A Royal Engineer, Carter retired in 1887 upon receiving the honorary rank of colonel. He lived for a time at Siam House, Weymouth, Dorset. In 1893 he was granted renewed arms by the Lord Lyon King of Arms, and formally changed his name to Carter-Campbell of Possil. He subsequently lived with his wife and children at the family residence of Fascadale, in the parish of South Knapdale in Strathclyde (now Ardrishaig, Lochgilphead, Argyllshire).

===20th century onwards===

On 14 January 1900 Carter died at Fascadale, aged 61.
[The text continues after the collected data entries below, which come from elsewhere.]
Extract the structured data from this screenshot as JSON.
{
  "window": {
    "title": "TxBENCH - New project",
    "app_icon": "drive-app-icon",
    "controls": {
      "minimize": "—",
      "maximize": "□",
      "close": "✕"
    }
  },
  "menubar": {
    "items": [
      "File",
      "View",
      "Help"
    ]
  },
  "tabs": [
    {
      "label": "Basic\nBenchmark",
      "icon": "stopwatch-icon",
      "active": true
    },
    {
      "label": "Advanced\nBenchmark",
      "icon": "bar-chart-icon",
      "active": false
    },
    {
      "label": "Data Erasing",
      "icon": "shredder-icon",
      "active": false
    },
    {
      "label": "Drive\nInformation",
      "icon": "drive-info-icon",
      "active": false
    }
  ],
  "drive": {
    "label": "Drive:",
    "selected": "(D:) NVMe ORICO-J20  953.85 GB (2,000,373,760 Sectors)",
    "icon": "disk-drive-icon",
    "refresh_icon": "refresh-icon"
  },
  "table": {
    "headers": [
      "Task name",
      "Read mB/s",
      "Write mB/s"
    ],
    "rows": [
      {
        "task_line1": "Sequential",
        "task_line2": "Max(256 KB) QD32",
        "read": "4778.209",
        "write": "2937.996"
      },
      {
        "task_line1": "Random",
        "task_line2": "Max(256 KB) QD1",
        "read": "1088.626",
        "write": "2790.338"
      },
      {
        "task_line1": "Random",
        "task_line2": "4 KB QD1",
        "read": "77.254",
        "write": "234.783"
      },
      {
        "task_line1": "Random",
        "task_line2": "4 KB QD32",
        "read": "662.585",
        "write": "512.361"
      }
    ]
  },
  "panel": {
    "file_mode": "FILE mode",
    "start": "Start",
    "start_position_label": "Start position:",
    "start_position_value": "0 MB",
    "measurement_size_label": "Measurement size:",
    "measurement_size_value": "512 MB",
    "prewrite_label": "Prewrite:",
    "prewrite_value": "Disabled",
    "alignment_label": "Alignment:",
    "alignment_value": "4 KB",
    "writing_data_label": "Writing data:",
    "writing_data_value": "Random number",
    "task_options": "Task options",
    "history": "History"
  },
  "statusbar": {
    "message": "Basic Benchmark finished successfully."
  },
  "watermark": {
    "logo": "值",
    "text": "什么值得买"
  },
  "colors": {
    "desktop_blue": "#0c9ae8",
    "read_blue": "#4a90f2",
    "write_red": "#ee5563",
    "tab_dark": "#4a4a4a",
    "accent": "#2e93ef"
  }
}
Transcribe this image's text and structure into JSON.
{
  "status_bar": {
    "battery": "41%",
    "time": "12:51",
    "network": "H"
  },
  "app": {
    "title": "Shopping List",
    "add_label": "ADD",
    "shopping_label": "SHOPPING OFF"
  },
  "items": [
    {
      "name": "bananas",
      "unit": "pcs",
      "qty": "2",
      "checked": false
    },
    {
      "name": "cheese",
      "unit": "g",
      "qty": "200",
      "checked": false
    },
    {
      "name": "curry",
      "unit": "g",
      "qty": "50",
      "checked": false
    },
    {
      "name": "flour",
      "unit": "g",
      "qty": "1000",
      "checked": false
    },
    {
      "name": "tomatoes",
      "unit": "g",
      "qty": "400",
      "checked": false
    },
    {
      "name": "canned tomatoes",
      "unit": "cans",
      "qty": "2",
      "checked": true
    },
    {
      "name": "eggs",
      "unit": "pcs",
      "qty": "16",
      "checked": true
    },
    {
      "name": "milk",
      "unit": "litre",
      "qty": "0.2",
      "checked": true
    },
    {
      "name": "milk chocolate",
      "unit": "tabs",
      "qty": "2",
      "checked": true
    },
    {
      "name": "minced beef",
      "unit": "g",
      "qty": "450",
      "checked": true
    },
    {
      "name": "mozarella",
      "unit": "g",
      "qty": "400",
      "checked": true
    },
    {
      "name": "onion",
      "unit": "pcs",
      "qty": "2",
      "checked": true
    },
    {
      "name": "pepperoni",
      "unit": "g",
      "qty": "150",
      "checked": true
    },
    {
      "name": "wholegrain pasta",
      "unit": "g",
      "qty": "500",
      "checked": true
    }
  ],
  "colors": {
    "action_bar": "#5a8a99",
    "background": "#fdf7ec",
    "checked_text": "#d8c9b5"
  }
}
The family had other military involvements during the same period and beyond. Carter had six children, his son George Carter-Campbell served in World War I and became a major general. Duncan Carter-Campbell of Possil was another of Carter's sons, and was a British Army Colonel during the 1950s.

==Clan profile==

| Portrait | Name | Birth | Death | Family | Known for |
|---|---|---|---|---|---|
| Thomas Carter Campbell | Colonel Thomas Tupper Carter-Campbell of Possil | 15 September 1838 | 14 January 1900 | the third son of Admiral John Carter RN of Castlemartin and his wife, Julia Adery Georges.[1] He was a grandson of Thomas Carter MP of Castlemartin. | British Soldier |
| Duncan Carter Campbell of Possil | Duncan Carter-Campbell of Possil OBE | 1911 The Island of Malta | 1990 Dumfriesshire | Son of George Carter-Campbell | British Army Colonel during the 1950s, received OBE |
| George Carter-Campbell | George Carter-Campbell | 1869 Edinburgh | 1921 (aged 51 or 52) London | Son of Thomas Tupper Carter-Campbell of Possil | became Major General in 1915 |

===Crests and coats of arms===

Campbell of Possil, Lanarkshire, Scotland coat of arms. Fac et Spera (Do and Hope)
Carter of Castle Martin (Castlemartin House and Estate), County Kildare, Ireland coat of arms.
Carter of Castle Martin crest badge on Irish saffron
Motto: Patience is victorious in hardship
Campbell of Possil crest badge on ancient Campbell tartan
Motto: Do and Hope

==Torosay Castle estate, Isle of Mull==

Campbell of Possil coat of arms at Torosay Castle

The Castle was built by the architect David Bryce for John Campbell of Possil, in Scottish Baronial style. It was completed in 1858. Descendants of Archibald Campbell, 1st Duke of Argyll sold the ruined Duart Castle in 1801. It was purchased by Clan MacQuarrie, before it was sold to Alexander Campbell of Possil in 1825. The castle remained as a ruin on the Torosay estate. When the estate was sold, the Castle ruin was purchased by Sir Fitzroy Donald Maclean in 1912 and restored. John Campbell of Possil sold the castle and the estate in 1865 to Arburthnot Charles Guthrie, a wealthy London businessman.